British Army officer

John Moody (c. 1677 - 1736) was an officer in the British army who served as deputy governor of Placentia from 1714 to 1717.

In 1703, Moody was named a lieutenant serving with Michael Richards in Newfoundland. When Thomas Lloyd was removed from command of the garrison at St. John's in October 1704, Moody was left in charge. In January 1705, Moody's men at Fort William were attacked by French troops from Placentia; although heavily outnumbered, they were able to hold off the enemy. As a result, in 1707, he was named a lieutenant in the Coldstream Guards. When Britain was given control of Placentia by the Treaty of Utrecht, Moody was promoted to lieutenant-colonel and appointed deputy governor of Placentia; at the time, Placentia fell under the control of the governor of Nova Scotia, Francis Nicholson.
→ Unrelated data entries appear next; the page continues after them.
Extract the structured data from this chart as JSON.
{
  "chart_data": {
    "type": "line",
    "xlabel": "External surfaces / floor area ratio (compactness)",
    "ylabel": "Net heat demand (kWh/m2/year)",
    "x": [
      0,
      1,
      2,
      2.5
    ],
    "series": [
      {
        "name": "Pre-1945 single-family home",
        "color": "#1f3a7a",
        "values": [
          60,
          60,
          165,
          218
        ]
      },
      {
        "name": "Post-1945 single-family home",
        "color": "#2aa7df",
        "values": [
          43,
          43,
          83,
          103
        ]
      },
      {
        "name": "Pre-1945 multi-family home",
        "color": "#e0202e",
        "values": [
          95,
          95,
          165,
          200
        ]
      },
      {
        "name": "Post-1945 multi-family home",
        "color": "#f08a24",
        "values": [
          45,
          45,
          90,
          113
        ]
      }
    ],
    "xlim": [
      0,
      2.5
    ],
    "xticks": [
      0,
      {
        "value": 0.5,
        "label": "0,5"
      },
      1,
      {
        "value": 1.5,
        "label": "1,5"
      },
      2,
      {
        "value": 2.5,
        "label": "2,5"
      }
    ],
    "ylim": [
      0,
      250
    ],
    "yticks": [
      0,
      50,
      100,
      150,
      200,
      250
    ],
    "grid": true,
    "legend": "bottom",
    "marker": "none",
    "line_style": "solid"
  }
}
Moody was able to purchase the estates of the departing French residents; this brought him into conflict with English fishing captains who visited the area and who used areas on shore to store and dry their catch.

He was called back to England in 1717 to answer complaints laid against him and to settle the garrison's accounts. Martin Purcell was named to the position of deputy governor but never came to Newfoundland. Moody settled in London, where he lived on half-pay until his death.